Performance and stability of HDFS
are crucial to the correct functioning of applications at higher layers in the
Hadoop stack. This session is a technical deep dive into recent enhancements
committed to HDFS by the entire Apache contributor community.
Hadoop, as an central enterprise
data hub, naturally demands multi-tenancy. In this talk, we will explore
existing multi-tenancy features including their use cases and limitations, and
ongoing work to provide better multi-tenancy support for Hadoop Ecosystem from
HDFS layer such as Effective Namenode Throttling, Datanode and Yarn Qos
Ever since its creation, HDFS has
been relying on data replication to shield against most failure scenarios.
However, with the explosive growth in data volume, replication is getting quite
expensive. Erasure coding (EC) uses far less storage space while still
providing the same level of fault tolerance. In this talk, we will present the
first-ever performance study of the new HDFS erasure coding feature.

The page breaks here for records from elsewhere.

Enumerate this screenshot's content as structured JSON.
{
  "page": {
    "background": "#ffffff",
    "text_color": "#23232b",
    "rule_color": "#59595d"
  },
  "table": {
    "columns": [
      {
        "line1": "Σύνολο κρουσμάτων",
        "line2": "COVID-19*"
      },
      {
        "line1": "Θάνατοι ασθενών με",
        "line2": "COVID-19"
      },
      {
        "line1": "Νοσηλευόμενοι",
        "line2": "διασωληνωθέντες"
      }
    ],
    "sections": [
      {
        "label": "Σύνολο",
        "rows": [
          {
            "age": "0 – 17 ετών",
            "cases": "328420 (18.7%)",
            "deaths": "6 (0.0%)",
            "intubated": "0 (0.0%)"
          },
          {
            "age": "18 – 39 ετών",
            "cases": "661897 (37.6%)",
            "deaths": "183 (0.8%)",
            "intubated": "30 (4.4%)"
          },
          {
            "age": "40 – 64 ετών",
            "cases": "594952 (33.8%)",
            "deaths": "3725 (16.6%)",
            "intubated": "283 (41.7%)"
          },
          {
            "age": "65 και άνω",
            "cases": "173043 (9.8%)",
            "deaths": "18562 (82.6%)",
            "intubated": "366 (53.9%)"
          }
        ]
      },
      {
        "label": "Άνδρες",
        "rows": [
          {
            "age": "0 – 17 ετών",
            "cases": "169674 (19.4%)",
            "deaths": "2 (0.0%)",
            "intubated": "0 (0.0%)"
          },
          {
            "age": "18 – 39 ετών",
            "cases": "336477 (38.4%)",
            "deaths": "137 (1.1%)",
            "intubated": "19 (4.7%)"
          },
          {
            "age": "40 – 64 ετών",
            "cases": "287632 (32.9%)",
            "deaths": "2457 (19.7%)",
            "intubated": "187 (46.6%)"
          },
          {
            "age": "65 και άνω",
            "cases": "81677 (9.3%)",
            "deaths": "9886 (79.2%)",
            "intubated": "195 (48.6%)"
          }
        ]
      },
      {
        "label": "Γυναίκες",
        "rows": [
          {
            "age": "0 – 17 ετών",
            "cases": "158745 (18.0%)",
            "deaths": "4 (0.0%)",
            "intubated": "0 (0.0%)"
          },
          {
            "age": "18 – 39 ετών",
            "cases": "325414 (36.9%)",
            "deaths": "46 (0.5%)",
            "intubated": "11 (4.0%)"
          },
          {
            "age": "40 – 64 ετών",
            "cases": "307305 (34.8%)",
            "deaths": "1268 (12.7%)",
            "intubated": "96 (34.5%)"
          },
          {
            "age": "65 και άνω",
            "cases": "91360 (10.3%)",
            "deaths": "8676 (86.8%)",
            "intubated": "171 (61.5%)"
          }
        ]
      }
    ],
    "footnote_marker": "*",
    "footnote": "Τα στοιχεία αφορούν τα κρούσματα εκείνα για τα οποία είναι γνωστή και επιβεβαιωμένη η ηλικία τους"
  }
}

Twitter stores hundreds of petabytes
in multiple datacenters, on multiple Hadoop clusters. ViewFileSystem makes the
interaction with our HDFS infrastructure as simple as a single namespace
spanning all datacenters and clusters.
Today's typical Apache Hadoop
deployments use HDFS for persistent, fault-tolerant storage of big data files.
However, recent emerging architectural patterns increasingly rely on cloud
object storage such as S3, Azure Blob Store, GCS, which are designed for
cost-efficiency, scalability and geographic distribution. This session explores
the challenges around cloud object storage and presents recent work to address
them in a comprehensive effort.
HDFS also stores transient and
operational data in cloud offerings, such as Azure HDInsight and Amazon EMR. In
these settings- but also in more traditional, on-premise deployments-
applications often manage data stored in multiple filesystems, each with unique
traits. Building on existing heterogeneous storage support contributed to
Apache Hadoop 2.3 and expanded in 2.7, we embed a tiered storage architecture
in HDFS to work with external stores.